Success at engagement and education made the issue important to children:

  • 72% of the target now said they “think about my diet a lot, it’s important to me” — a 25 point increase pre-to-post (from 47%).
  • 63% claimed they wished they ate more healthily — up 22 points from 41% pre-wave.

This, in turn, led to all-important behavioural changes: 70% of users said Yoobot had made them eat more healthily. This implied that of the one million+ registrations, 730,000 had already taken steps to eat more healthily (Figure 6).

A pronounced return on investment

This Yoobot campaign was also very cost-effective. At a cost of £1.85 for each of the 730,000 children who reported changing their diet, Yoobot was cheaper than other intervention methods.

For example:

  • School initiatives, such as free school meals, cost hundreds per child per year.
  • Restricting junk food advertising is estimated to cost £3.20 per child, per extra year of good health. Even if Yoobot was repeated annually, this still equates to at least a 42% saving over restriction.

Furthermore, the financial savings from Yoobot during 2015-2050 could be estimated using obesity prevalence/cost projections:

  • NHS costs of obesity alone: £5,800 per person.
  • Total wider costs of elevated body mass index: £40,600 per person.

It follows that to break even the campaign would need to change the long-term behaviour of just:

  • 33 people based on NHS costs.
  • 233 people based on wider costs.

It would therefore require just 1% of the 730,000 to convert their dietary improvements into long-term healthy habits for the 2008 campaign to pay for itself 30 times over.

Building on success

By 2009 the BHF decided to mount an even more ambitious campaign by promoting a new game, Ultimate Dodgeball, to get children to be more physically active. Pre-launch the BHF again reached out to teachers through a compelling direct mailing, offering them a pack which contained lots of suggestions for fun, including cool dance moves and interesting recipes, along with everything the school would need to play a Dodgeball game or tournament.

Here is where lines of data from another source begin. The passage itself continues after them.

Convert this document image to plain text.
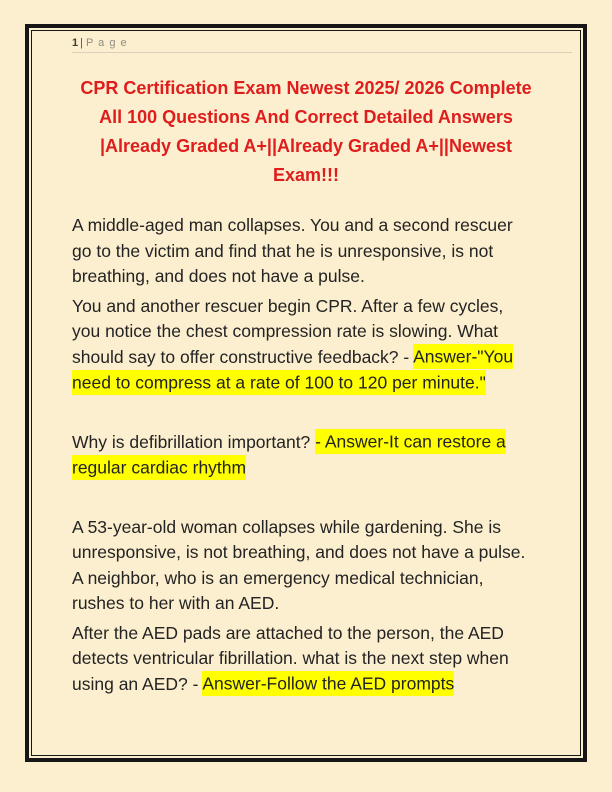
1 | P a g e
CPR Certification Exam Newest 2025/ 2026 Complete All 100 Questions And Correct Detailed Answers |Already Graded A+||Already Graded A+||Newest Exam!!!

A middle-aged man collapses. You and a second rescuer go to the victim and find that he is unresponsive, is not breathing, and does not have a pulse.

You and another rescuer begin CPR. After a few cycles, you notice the chest compression rate is slowing. What should say to offer constructive feedback? - Answer-"You need to compress at a rate of 100 to 120 per minute."

Why is defibrillation important? - Answer-It can restore a regular cardiac rhythm

A 53-year-old woman collapses while gardening. She is unresponsive, is not breathing, and does not have a pulse. A neighbor, who is an emergency medical technician, rushes to her with an AED.

After the AED pads are attached to the person, the AED detects ventricular fibrillation. what is the next step when using an AED? - Answer-Follow the AED prompts
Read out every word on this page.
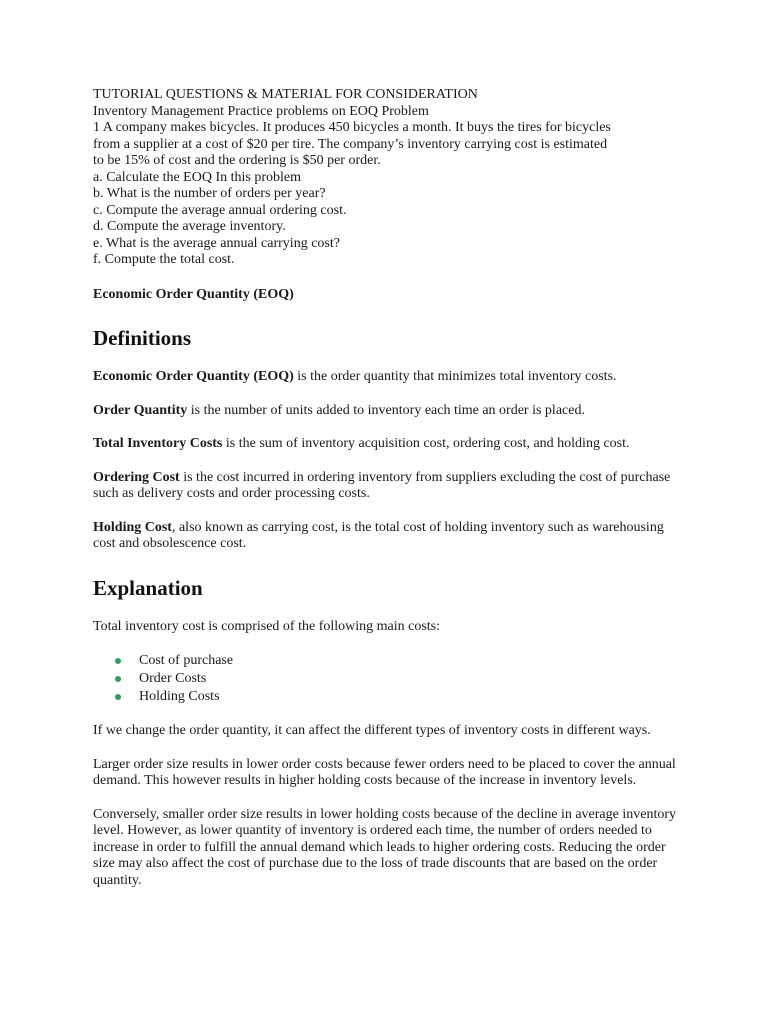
TUTORIAL QUESTIONS & MATERIAL FOR CONSIDERATION
Inventory Management Practice problems on EOQ Problem
1 A company makes bicycles. It produces 450 bicycles a month. It buys the tires for bicycles
from a supplier at a cost of $20 per tire. The company’s inventory carrying cost is estimated
to be 15% of cost and the ordering is $50 per order.
a. Calculate the EOQ In this problem
b. What is the number of orders per year?
c. Compute the average annual ordering cost.
d. Compute the average inventory.
e. What is the average annual carrying cost?
f. Compute the total cost.
Economic Order Quantity (EOQ)
Definitions

Economic Order Quantity (EOQ) is the order quantity that minimizes total inventory costs.

Order Quantity is the number of units added to inventory each time an order is placed.

Total Inventory Costs is the sum of inventory acquisition cost, ordering cost, and holding cost.

Ordering Cost is the cost incurred in ordering inventory from suppliers excluding the cost of purchase such as delivery costs and order processing costs.

Holding Cost, also known as carrying cost, is the total cost of holding inventory such as warehousing cost and obsolescence cost.

Explanation

Total inventory cost is comprised of the following main costs:

Cost of purchase
Order Costs
Holding Costs

If we change the order quantity, it can affect the different types of inventory costs in different ways.

Larger order size results in lower order costs because fewer orders need to be placed to cover the annual demand. This however results in higher holding costs because of the increase in inventory levels.

Conversely, smaller order size results in lower holding costs because of the decline in average inventory level. However, as lower quantity of inventory is ordered each time, the number of orders needed to increase in order to fulfill the annual demand which leads to higher ordering costs. Reducing the order size may also affect the cost of purchase due to the loss of trade discounts that are based on the order quantity.
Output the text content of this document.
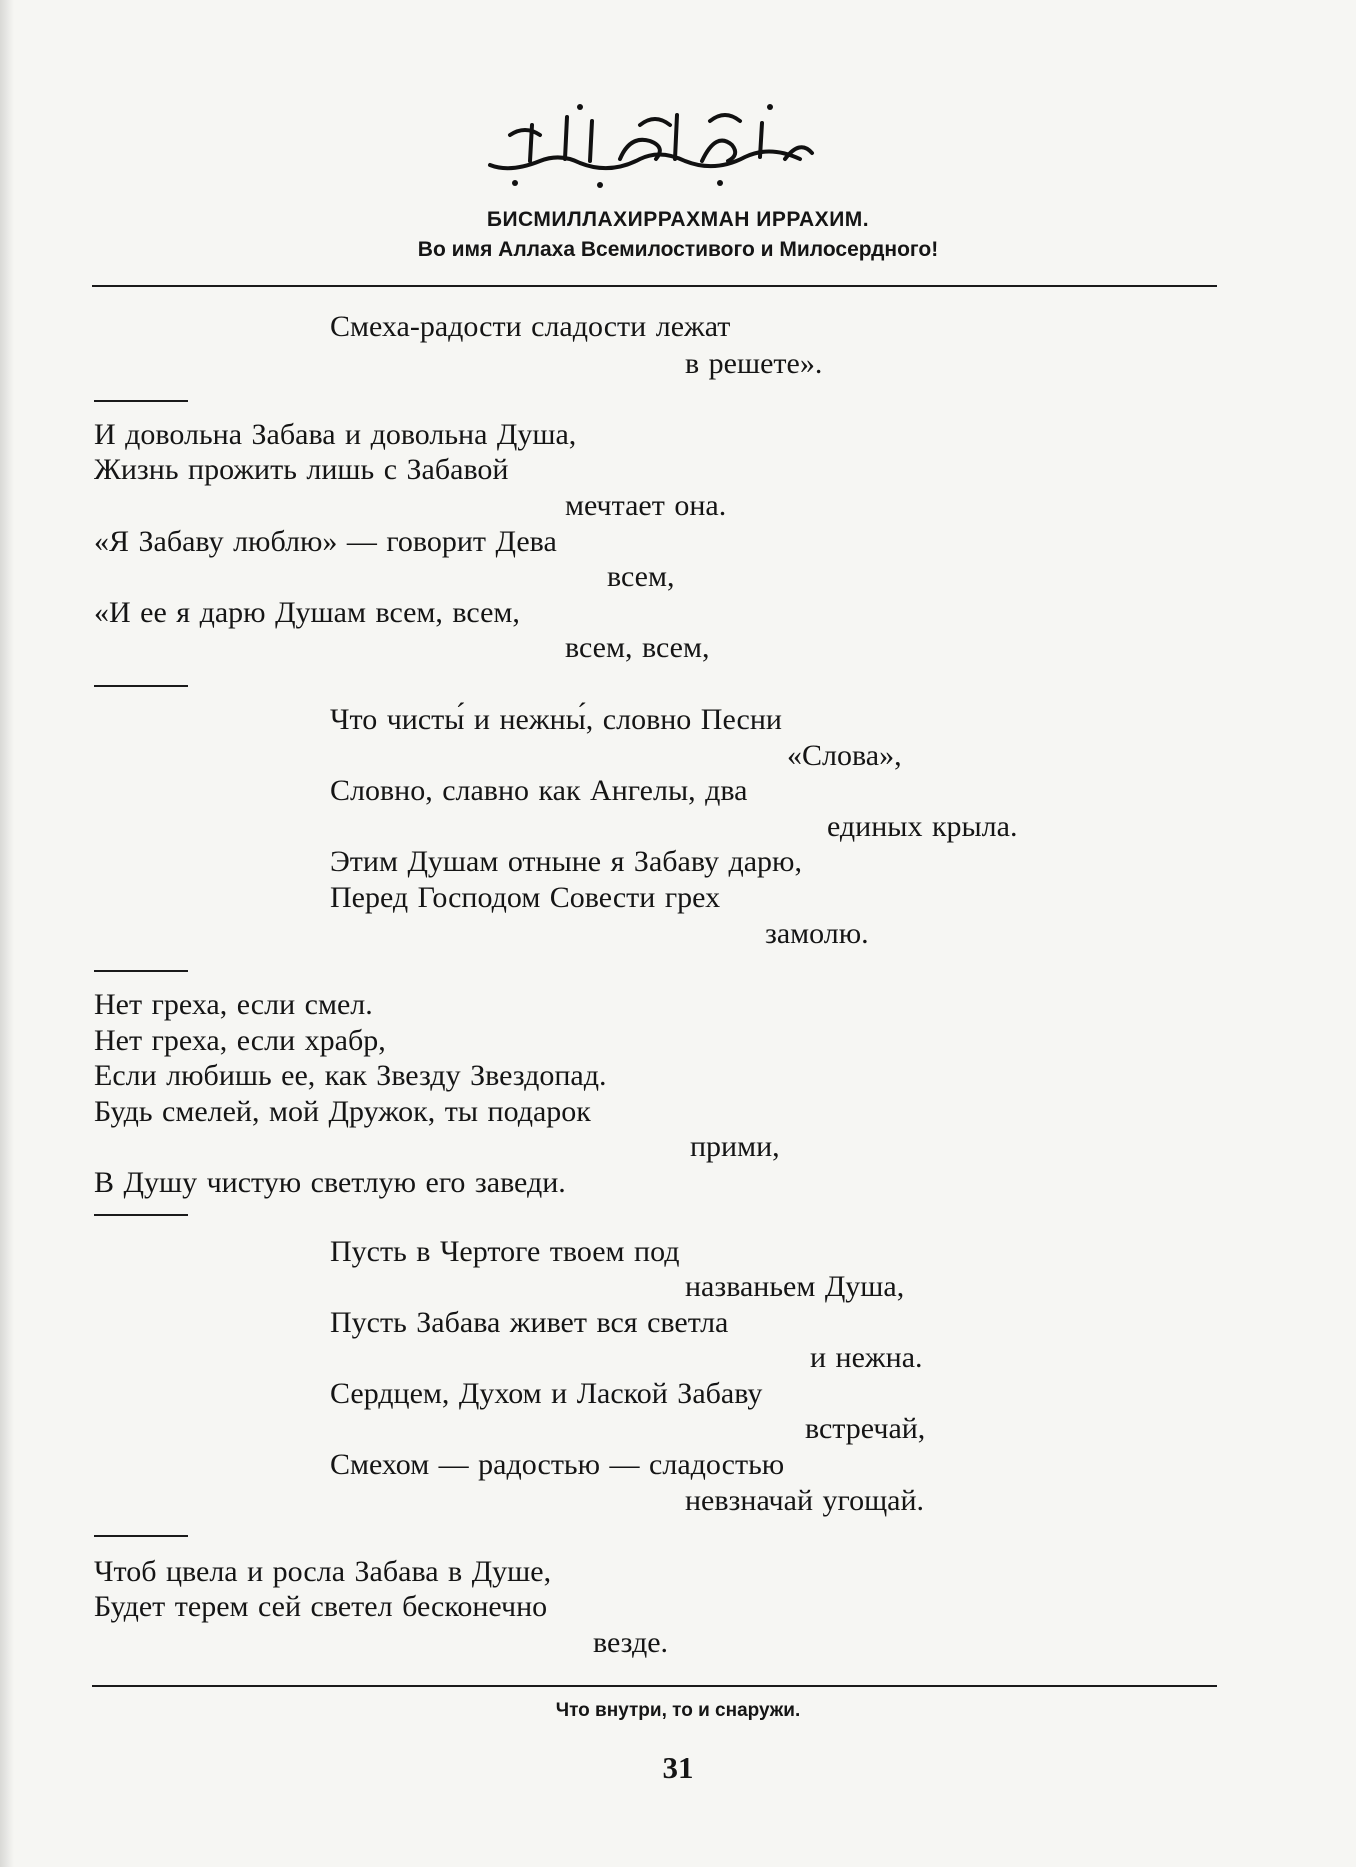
БИСМИЛЛАХИРРАХМАН ИРРАХИМ.
Во имя Аллаха Всемилостивого и Милосердного!
Смеха-радости сладости лежат
в решете».
И довольна Забава и довольна Душа,
Жизнь прожить лишь с Забавой
мечтает она.
«Я Забаву люблю» — говорит Дева
всем,
«И ее я дарю Душам всем, всем,
всем, всем,
Что чисты́ и нежны́, словно Песни
«Слова»,
Словно, славно как Ангелы, два
единых крыла.
Этим Душам отныне я Забаву дарю,
Перед Господом Совести грех
замолю.
Нет греха, если смел.
Нет греха, если храбр,
Если любишь ее, как Звезду Звездопад.
Будь смелей, мой Дружок, ты подарок
прими,
В Душу чистую светлую его заведи.
Пусть в Чертоге твоем под
названьем Душа,
Пусть Забава живет вся светла
и нежна.
Сердцем, Духом и Лаской Забаву
встречай,
Смехом — радостью — сладостью
невзначай угощай.
Чтоб цвела и росла Забава в Душе,
Будет терем сей светел бесконечно
везде.
Что внутри, то и снаружи.
31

It also introduced a new personality to the Yoobot site: the Yoonot, which acted as the Yoobot’s alter ego, encouraging it to eat junk food and be lazy. The user could only defeat the Yoonot in an online game of Ultimate Dodgeball. The campaign culminated with National Yoobot Day on December 21, 2009, where children were given the opportunity to ‘make their Yoobot famous’ by entering a competition where they could win the chance for their Yoobot to appear on Nickelodeon.

The results of this second campaign were equally impressive.

By February 2010:

  • 40% of those using Yoobot had returned from last year.
  • 60% of children said Yoobot made them want to exercise more regularly.
  • 63% of children said Yoobot made them want to eat healthier food.
  • 72% said Yoobot was excellent/ very good.
  • 28% had played Dodgeball either at home or at school.
  • 60% enjoyed playing Dodgeball and would do so again and 88% had something positive to say about Dodgeball.
  • One in six went on the Yheart website after seeing Yoobot. Yheart is the young people’s site at the British Heart Foundation.
  • The Yoobot site received almost a million visits in the two months after campaign launch.
  • Half a million Yoobots were created in the first four months after the launch of Food4Thought5.